De nombreuses personnes se lancent dans le travail climatique à un jeune âge et ne parviennent à passer les premières années qu’avec la peau des dents. Mes quatre premières années dans le mouvement climatique ont été à la fois exaltantes et terrifiantes. La plupart du temps, je n’avais aucune idée de ce que je faisais, et j’ai entendu des expériences similaires de la part de mes collègues. Nous pourrions améliorer cette situation en investissant dans un développement ciblé du leadership - coaching, mentorat et programmes de bourses - qui aiderait les nouveaux venus à acquérir les compétences dont ils ont besoin pour faire leur travail, puis à faire évoluer leurs capacités au fur et à mesure que leur travail se modifie. Trop souvent, l’essentiel des ressources consacrées au développement du leadership va au personnel rémunéré, mais il y a tant de bénévoles talentueux dans le mouvement climatique, et plus encore qui s’impliqueraient, s’ils bénéficiaient d’un soutien plus structuré et d’un investissement dans leur leadership.
3. Faciliter les choses.
Il faut que les gens puissent s’impliquer facilement. Il pourrait s’agir de plateformes en ligne qui aident les gens à trouver les meilleures opportunités climatiques dans leur région et/ou qui les aident à se connecter à une série d’actions et de tâches échelonnées qui les aident à progresser sur l’échelle de l’engagement. Il pourrait également s’agir d’un guichet unique pour tous les emplois et le bénévolat dans le domaine du climat.
4. Développer la philanthropie. La révolution ne sera pas financée, mais il est certain que nous avons besoin de plus d’emplois dans le mouvement climatique, ce qui signifie qu’il faut augmenter le montant des fonds alloués au travail de construction du mouvement. Il s’agit de la plus grande menace qui pèse sur notre planète, et pourtant le changement climatique reçoit moins de deux pour cent de la philanthropie au niveau mondial, et une proportion encore plus infime de cette somme est consacrée à la construction de mouvements et au travail de plaidoyer.

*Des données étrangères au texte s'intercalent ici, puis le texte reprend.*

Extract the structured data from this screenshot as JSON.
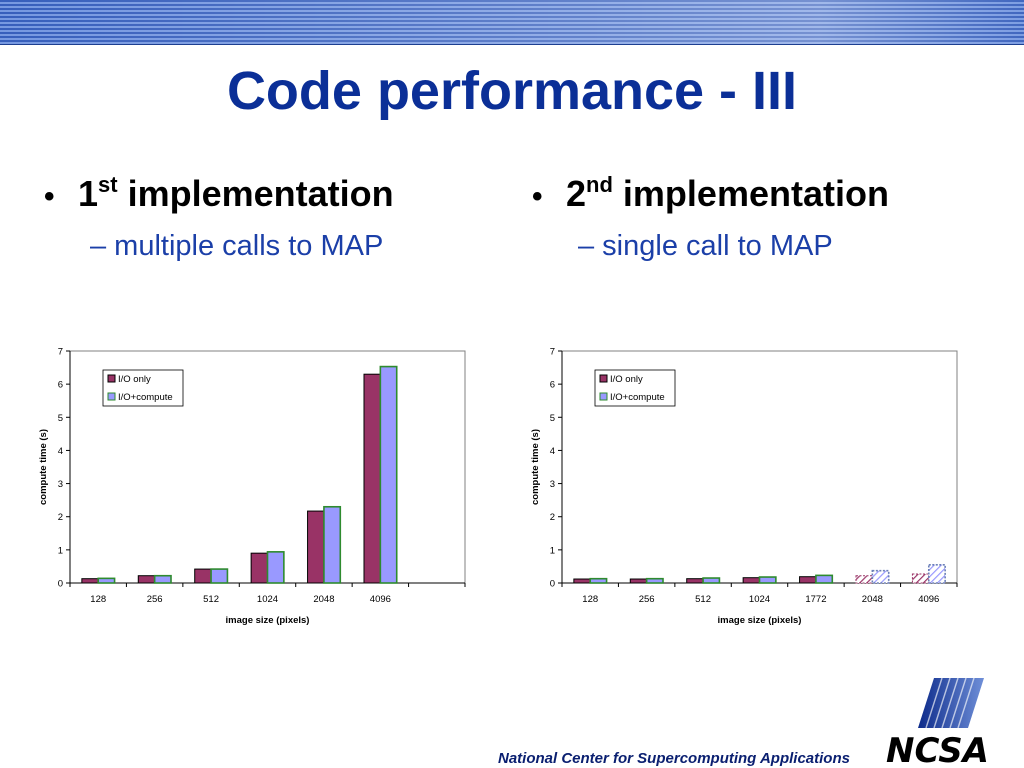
{
  "slide": {
    "title": "Code performance - III",
    "bullet1": {
      "prefix": "1",
      "sup": "st",
      "rest": " implementation",
      "sub": "– multiple calls to MAP"
    },
    "bullet2": {
      "prefix": "2",
      "sup": "nd",
      "rest": " implementation",
      "sub": "– single call to MAP"
    },
    "footer": "National Center for Supercomputing Applications",
    "logo_text": "NCSA"
  },
  "colors": {
    "io_only": "#993366",
    "io_compute": "#9999ff",
    "io_compute_border": "#2e8b2e",
    "title": "#0b2f97"
  },
  "chart_data": [
    {
      "type": "bar",
      "xlabel": "image size (pixels)",
      "ylabel": "compute time (s)",
      "ylim": [
        0,
        7
      ],
      "yticks": [
        0,
        1,
        2,
        3,
        4,
        5,
        6,
        7
      ],
      "categories": [
        "128",
        "256",
        "512",
        "1024",
        "2048",
        "4096",
        ""
      ],
      "series": [
        {
          "name": "I/O only",
          "values": [
            0.13,
            0.22,
            0.42,
            0.9,
            2.17,
            6.3,
            null
          ]
        },
        {
          "name": "I/O+compute",
          "values": [
            0.14,
            0.22,
            0.42,
            0.94,
            2.3,
            6.53,
            null
          ]
        }
      ],
      "legend": "top-left",
      "grid": false
    },
    {
      "type": "bar",
      "xlabel": "image size (pixels)",
      "ylabel": "compute time (s)",
      "ylim": [
        0,
        7
      ],
      "yticks": [
        0,
        1,
        2,
        3,
        4,
        5,
        6,
        7
      ],
      "categories": [
        "128",
        "256",
        "512",
        "1024",
        "1772",
        "2048",
        "4096"
      ],
      "series": [
        {
          "name": "I/O only",
          "values": [
            0.12,
            0.12,
            0.13,
            0.16,
            0.19,
            0.22,
            0.27
          ]
        },
        {
          "name": "I/O+compute",
          "values": [
            0.13,
            0.13,
            0.15,
            0.18,
            0.23,
            0.37,
            0.55
          ]
        }
      ],
      "hatched_categories": [
        "2048",
        "4096"
      ],
      "legend": "top-left",
      "grid": false
    }
  ]
}
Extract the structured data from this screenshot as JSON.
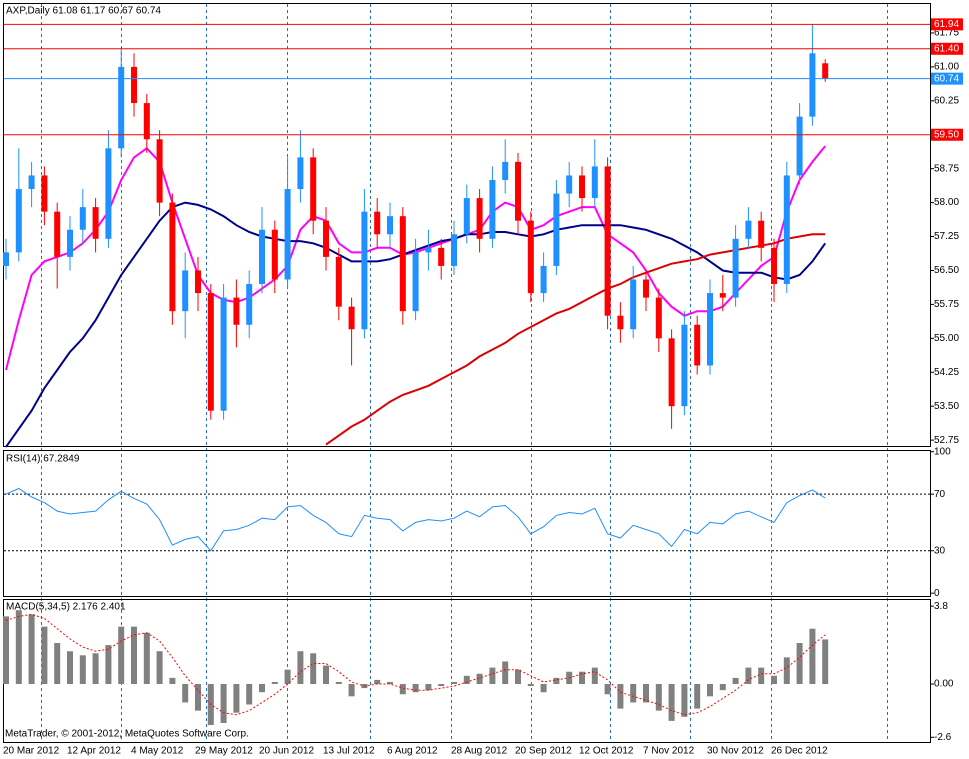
{
  "chart_data": [
    {
      "type": "candlestick",
      "title": "AXP,Daily  61.08 61.17 60.67 60.74",
      "categories": [
        "20 Mar 2012",
        null,
        null,
        null,
        null,
        "12 Apr 2012",
        null,
        null,
        null,
        null,
        "4 May 2012",
        null,
        null,
        null,
        null,
        "29 May 2012",
        null,
        null,
        null,
        null,
        "20 Jun 2012",
        null,
        null,
        null,
        null,
        "13 Jul 2012",
        null,
        null,
        null,
        null,
        "6 Aug 2012",
        null,
        null,
        null,
        null,
        "28 Aug 2012",
        null,
        null,
        null,
        null,
        "20 Sep 2012",
        null,
        null,
        null,
        null,
        "12 Oct 2012",
        null,
        null,
        null,
        null,
        "7 Nov 2012",
        null,
        null,
        null,
        null,
        "30 Nov 2012",
        null,
        null,
        null,
        null,
        "26 Dec 2012",
        null,
        null,
        null,
        null
      ],
      "open": [
        56.6,
        56.9,
        58.3,
        58.6,
        57.8,
        56.8,
        57.4,
        57.9,
        57.2,
        59.2,
        61.0,
        60.2,
        59.4,
        58.0,
        55.6,
        56.5,
        56.0,
        53.4,
        55.9,
        55.3,
        56.2,
        57.4,
        56.3,
        58.3,
        59.0,
        57.6,
        56.8,
        55.7,
        55.2,
        57.8,
        57.3,
        57.7,
        55.6,
        56.9,
        57.0,
        56.6,
        57.3,
        58.1,
        57.2,
        58.5,
        58.9,
        57.6,
        56.0,
        56.6,
        58.2,
        58.6,
        58.1,
        58.8,
        55.5,
        55.2,
        56.3,
        55.9,
        55.0,
        53.5,
        55.3,
        54.4,
        56.0,
        55.9,
        57.2,
        57.6,
        57.0,
        56.2,
        58.6,
        59.9,
        61.08
      ],
      "high": [
        57.2,
        59.2,
        58.9,
        58.8,
        58.0,
        57.7,
        58.3,
        58.1,
        59.6,
        61.4,
        61.3,
        60.4,
        59.6,
        58.2,
        56.9,
        56.8,
        56.2,
        56.2,
        56.3,
        56.5,
        57.9,
        57.6,
        59.0,
        59.6,
        59.2,
        57.9,
        57.0,
        55.9,
        58.3,
        58.1,
        58.0,
        57.9,
        57.2,
        57.4,
        57.2,
        57.6,
        58.4,
        58.3,
        58.8,
        59.4,
        59.1,
        57.8,
        56.9,
        58.5,
        58.9,
        58.8,
        59.4,
        59.0,
        55.8,
        56.6,
        56.5,
        56.1,
        55.2,
        55.6,
        55.5,
        56.3,
        56.4,
        57.5,
        57.9,
        57.8,
        57.2,
        58.9,
        60.2,
        61.94,
        61.17
      ],
      "low": [
        56.3,
        56.7,
        57.9,
        57.5,
        56.1,
        56.5,
        57.1,
        56.9,
        57.0,
        59.0,
        59.9,
        59.1,
        57.7,
        55.3,
        55.0,
        55.6,
        53.2,
        53.2,
        54.8,
        55.0,
        56.0,
        56.0,
        56.1,
        58.0,
        57.3,
        56.5,
        55.4,
        54.4,
        55.0,
        57.0,
        57.0,
        55.3,
        55.4,
        56.5,
        56.3,
        56.4,
        57.1,
        56.9,
        57.0,
        58.2,
        57.3,
        55.8,
        55.8,
        56.4,
        57.9,
        57.8,
        57.9,
        55.2,
        54.9,
        55.0,
        55.6,
        54.7,
        53.0,
        53.3,
        54.2,
        54.2,
        55.6,
        55.7,
        57.0,
        56.7,
        55.8,
        56.0,
        58.4,
        59.7,
        60.67
      ],
      "close": [
        56.9,
        58.3,
        58.6,
        57.8,
        56.8,
        57.4,
        57.9,
        57.2,
        59.2,
        61.0,
        60.2,
        59.4,
        58.0,
        55.6,
        56.5,
        56.0,
        53.4,
        55.9,
        55.3,
        56.2,
        57.4,
        56.3,
        58.3,
        59.0,
        57.6,
        56.8,
        55.7,
        55.2,
        57.8,
        57.3,
        57.7,
        55.6,
        56.9,
        57.0,
        56.6,
        57.3,
        58.1,
        57.2,
        58.5,
        58.9,
        57.6,
        56.0,
        56.6,
        58.2,
        58.6,
        58.1,
        58.8,
        55.5,
        55.2,
        56.3,
        55.9,
        55.0,
        53.5,
        55.3,
        54.4,
        56.0,
        55.9,
        57.2,
        57.6,
        57.0,
        56.2,
        58.6,
        59.9,
        61.3,
        60.74
      ],
      "up_color": "#1e90ff",
      "down_color": "#ff0000",
      "overlays": [
        {
          "color": "#ff00ff",
          "values": [
            54.3,
            55.4,
            56.4,
            56.7,
            56.8,
            56.9,
            57.1,
            57.4,
            57.8,
            58.5,
            59.0,
            59.2,
            58.9,
            58.0,
            57.2,
            56.4,
            56.0,
            55.85,
            55.8,
            55.9,
            56.1,
            56.3,
            56.6,
            57.4,
            57.7,
            57.6,
            57.1,
            56.9,
            56.9,
            57.0,
            57.0,
            56.85,
            56.9,
            57.0,
            57.1,
            57.2,
            57.3,
            57.4,
            57.8,
            58.0,
            57.9,
            57.4,
            57.5,
            57.7,
            57.8,
            57.9,
            57.9,
            57.3,
            57.1,
            56.9,
            56.5,
            56.0,
            55.7,
            55.5,
            55.6,
            55.6,
            55.7,
            56.0,
            56.3,
            56.6,
            56.8,
            57.8,
            58.5,
            58.9,
            59.25
          ]
        },
        {
          "color": "#00008b",
          "values": [
            52.6,
            53.0,
            53.4,
            53.9,
            54.3,
            54.7,
            55.0,
            55.4,
            55.9,
            56.4,
            56.8,
            57.2,
            57.6,
            57.9,
            58.0,
            57.95,
            57.85,
            57.7,
            57.5,
            57.35,
            57.25,
            57.2,
            57.15,
            57.15,
            57.1,
            57.0,
            56.85,
            56.7,
            56.7,
            56.7,
            56.75,
            56.85,
            56.95,
            57.05,
            57.15,
            57.2,
            57.3,
            57.3,
            57.35,
            57.35,
            57.3,
            57.25,
            57.3,
            57.4,
            57.45,
            57.5,
            57.5,
            57.5,
            57.5,
            57.45,
            57.4,
            57.3,
            57.2,
            57.05,
            56.9,
            56.7,
            56.5,
            56.45,
            56.45,
            56.45,
            56.35,
            56.3,
            56.4,
            56.7,
            57.1
          ]
        },
        {
          "color": "#dd0000",
          "values": [
            null,
            null,
            null,
            null,
            null,
            null,
            null,
            null,
            null,
            null,
            null,
            null,
            null,
            null,
            null,
            null,
            null,
            null,
            null,
            null,
            null,
            null,
            null,
            null,
            null,
            52.65,
            52.85,
            53.05,
            53.2,
            53.4,
            53.6,
            53.75,
            53.85,
            53.95,
            54.1,
            54.25,
            54.4,
            54.6,
            54.75,
            54.9,
            55.1,
            55.25,
            55.4,
            55.55,
            55.65,
            55.8,
            55.95,
            56.1,
            56.2,
            56.35,
            56.45,
            56.55,
            56.65,
            56.7,
            56.75,
            56.85,
            56.9,
            56.95,
            57.0,
            57.05,
            57.1,
            57.2,
            57.25,
            57.3,
            57.3
          ]
        }
      ],
      "hlines": [
        {
          "value": 61.94,
          "label": "61.94",
          "color": "#ff0000"
        },
        {
          "value": 61.4,
          "label": "61.40",
          "color": "#ff0000"
        },
        {
          "value": 60.74,
          "label": "60.74",
          "color": "#1e90ff"
        },
        {
          "value": 59.5,
          "label": "59.50",
          "color": "#ff0000"
        }
      ],
      "ylim": [
        52.62,
        62.39
      ],
      "yticks": [
        61.75,
        {
          "value": 61,
          "label": "61.00"
        },
        60.25,
        {
          "value": 59.5,
          "label": "59.50"
        },
        58.75,
        {
          "value": 58,
          "label": "58.00"
        },
        57.25,
        {
          "value": 56.5,
          "label": "56.50"
        },
        55.75,
        {
          "value": 55,
          "label": "55.00"
        },
        54.25,
        {
          "value": 53.5,
          "label": "53.50"
        },
        52.75
      ]
    },
    {
      "type": "line",
      "title": "RSI(14) 67.2849",
      "color": "#1e90ff",
      "values": [
        70,
        74,
        68,
        64,
        58,
        56,
        57,
        58,
        66,
        72,
        67,
        63,
        52,
        34,
        38,
        40,
        30,
        44,
        45,
        48,
        53,
        52,
        61,
        62,
        55,
        50,
        42,
        40,
        55,
        53,
        52,
        44,
        50,
        52,
        51,
        53,
        58,
        54,
        61,
        62,
        54,
        42,
        47,
        55,
        57,
        56,
        60,
        42,
        39,
        48,
        45,
        42,
        33,
        45,
        42,
        50,
        49,
        56,
        58,
        54,
        50,
        64,
        69,
        73,
        67.2849
      ],
      "levels": [
        70,
        30
      ],
      "ylim": [
        -2,
        100.5
      ],
      "yticks": [
        100,
        70,
        30,
        0
      ]
    },
    {
      "type": "bar",
      "title": "MACD(5,34,5) 2.176 2.401",
      "annotation": "MetaTrader, © 2001-2012, MetaQuotes Software Corp.",
      "color": "#808080",
      "values": [
        3.3,
        3.6,
        3.4,
        2.8,
        2.0,
        1.6,
        1.4,
        1.5,
        1.9,
        2.8,
        2.8,
        2.5,
        1.6,
        0.3,
        -0.9,
        -1.3,
        -2.0,
        -1.9,
        -1.4,
        -1.0,
        -0.4,
        0.1,
        0.7,
        1.6,
        1.5,
        0.9,
        0.1,
        -0.6,
        -0.2,
        0.2,
        0.1,
        -0.5,
        -0.4,
        -0.3,
        -0.1,
        0.1,
        0.4,
        0.5,
        0.8,
        1.1,
        0.7,
        -0.1,
        -0.4,
        0.3,
        0.6,
        0.6,
        0.8,
        -0.5,
        -1.2,
        -0.9,
        -0.9,
        -1.3,
        -1.8,
        -1.6,
        -1.2,
        -0.6,
        -0.3,
        0.3,
        0.8,
        0.8,
        0.4,
        1.3,
        2.0,
        2.7,
        2.176
      ],
      "signal": {
        "color": "#ff0000",
        "values": [
          3.1,
          3.3,
          3.4,
          3.2,
          2.7,
          2.2,
          1.8,
          1.6,
          1.7,
          2.1,
          2.4,
          2.5,
          2.1,
          1.3,
          0.4,
          -0.3,
          -1.0,
          -1.4,
          -1.5,
          -1.3,
          -0.9,
          -0.5,
          0.0,
          0.6,
          1.0,
          1.0,
          0.6,
          0.1,
          -0.1,
          0.0,
          0.0,
          -0.2,
          -0.3,
          -0.3,
          -0.2,
          -0.1,
          0.1,
          0.3,
          0.5,
          0.7,
          0.7,
          0.4,
          0.1,
          0.2,
          0.3,
          0.5,
          0.6,
          0.2,
          -0.4,
          -0.6,
          -0.8,
          -1.0,
          -1.3,
          -1.5,
          -1.4,
          -1.1,
          -0.7,
          -0.3,
          0.2,
          0.5,
          0.5,
          0.8,
          1.3,
          1.9,
          2.401
        ]
      },
      "ylim": [
        -2.83,
        4.1
      ],
      "yticks": [
        3.8,
        {
          "value": 0,
          "label": "0.00"
        },
        -2.6
      ]
    }
  ]
}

De nombreuses personnes sont profondément préoccupées par la crise climatique. Nombreux sont ceux qui cherchent à apporter leur contribution. Tant de personnes ont des compétences, des capacités et une expérience incroyables à offrir. Notre mission consiste désormais à gagner leur respect et leur temps. Nous devons réussir sur ces deux fronts :
1. améliorer notre culture pour soutenir et encourager une participation large et diversifiée ; et
2. ouvrir des voies pour que des personnes plus nombreuses et plus diversifiées rejoignent le mouvement. Si nous y parvenons, le ciel est vraiment illimité en termes de pouvoir populaire que nous pourrions mettre au service de la justice climatique.